Accueil > ... > Forum 10847

> LE BRUIT CRISTALLIN D’UN TALON AIGUILLE SUR LE MACADAM

25 janvier 2005, 23:32

Toutes ces réponses sont au ras du macadam.

Levez les yeux. Allez, faites un effort. Plus haut. Voilà. Vous y êtes. Juste au dessus des statistiques (« 70 % sont étrangères, dont 80 % d’illégales »), des platitudes (« 90% issues de milieux modestes ») et des bassesses (L’auteur de ce texte a-t-il une fille ?)… Il y a un long boulevard de questions. Et personne ne connaît LA solution.

Eduquer les clients ? Utopiste. Les poursuivre ? Inefficace. (La Suède est devenu un bel exemple pour les échanges de rendez-vous par téléphones portables.) Quant aux prostituées, faut il leur donner un statut ? Oui. Elles ont besoin d’un statut qui puisse les sortir de situations sociales humiliantes, où elles sont effectivement traitées comme du bétail. S’agit il alors de « légaliser » ? Pas évident.

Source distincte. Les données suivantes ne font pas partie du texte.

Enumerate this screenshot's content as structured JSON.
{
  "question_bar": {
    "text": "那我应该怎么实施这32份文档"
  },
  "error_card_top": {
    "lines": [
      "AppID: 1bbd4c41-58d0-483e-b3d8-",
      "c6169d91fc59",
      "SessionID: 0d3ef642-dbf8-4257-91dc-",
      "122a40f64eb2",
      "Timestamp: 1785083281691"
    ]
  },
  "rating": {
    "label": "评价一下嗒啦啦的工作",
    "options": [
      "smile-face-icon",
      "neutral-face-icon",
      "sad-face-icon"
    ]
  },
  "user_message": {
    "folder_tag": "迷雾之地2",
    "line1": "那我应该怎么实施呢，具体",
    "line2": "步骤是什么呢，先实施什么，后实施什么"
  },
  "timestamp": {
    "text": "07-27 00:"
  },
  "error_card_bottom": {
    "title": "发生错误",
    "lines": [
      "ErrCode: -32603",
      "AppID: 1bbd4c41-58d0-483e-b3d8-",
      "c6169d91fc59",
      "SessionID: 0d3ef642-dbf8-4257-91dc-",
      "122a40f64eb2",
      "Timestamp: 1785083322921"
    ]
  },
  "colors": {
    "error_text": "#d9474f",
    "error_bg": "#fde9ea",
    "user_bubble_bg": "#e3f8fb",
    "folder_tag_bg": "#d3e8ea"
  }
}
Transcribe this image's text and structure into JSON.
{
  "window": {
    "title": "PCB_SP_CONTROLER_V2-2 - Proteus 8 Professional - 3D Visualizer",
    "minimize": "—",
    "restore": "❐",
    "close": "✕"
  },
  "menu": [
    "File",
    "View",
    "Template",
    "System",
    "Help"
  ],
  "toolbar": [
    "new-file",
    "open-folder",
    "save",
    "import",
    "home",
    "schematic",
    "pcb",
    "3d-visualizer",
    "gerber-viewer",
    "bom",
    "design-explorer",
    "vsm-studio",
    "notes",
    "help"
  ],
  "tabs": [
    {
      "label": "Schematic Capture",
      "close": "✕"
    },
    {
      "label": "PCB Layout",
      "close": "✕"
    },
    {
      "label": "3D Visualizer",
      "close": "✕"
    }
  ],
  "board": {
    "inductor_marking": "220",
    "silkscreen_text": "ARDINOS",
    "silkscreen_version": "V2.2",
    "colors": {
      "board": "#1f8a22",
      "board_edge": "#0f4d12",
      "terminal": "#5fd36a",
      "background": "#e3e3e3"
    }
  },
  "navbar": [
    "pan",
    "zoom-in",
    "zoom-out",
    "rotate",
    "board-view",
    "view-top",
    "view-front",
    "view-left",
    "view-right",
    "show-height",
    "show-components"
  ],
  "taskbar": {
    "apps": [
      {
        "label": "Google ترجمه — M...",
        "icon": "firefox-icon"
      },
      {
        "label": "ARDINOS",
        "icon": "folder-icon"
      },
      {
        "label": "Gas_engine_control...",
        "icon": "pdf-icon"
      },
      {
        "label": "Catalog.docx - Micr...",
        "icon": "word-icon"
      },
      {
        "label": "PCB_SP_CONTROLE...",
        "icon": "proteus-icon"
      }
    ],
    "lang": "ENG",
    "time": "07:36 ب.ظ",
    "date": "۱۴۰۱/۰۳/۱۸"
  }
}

Légaliser signifie que l’Etat consent, donne son accord pour le marchandage des corps. Cela pose un problème moral. On préfère pudiquement les mariages arrangés, les mariages d’argent, les échanges en nature, partout, tout le temps…

Mais revenons au macadam. Il est tard ce soir. Les talons résonnent dans les périphéries des villes. Il fait froid. On les a parquées là, à l’abri des yeux. Pour qu’elles ne dérangent pas. Pendant que le débat s’organise autour de leur pseudo « choix », elles rêvent de revoir leurs enfants, d’obtenir une place dans un foyer d’accueil, ou des papiers qui éviteraient d’incompréhensibles démêlés avec les « autorités ». Elles arpentent le pavé.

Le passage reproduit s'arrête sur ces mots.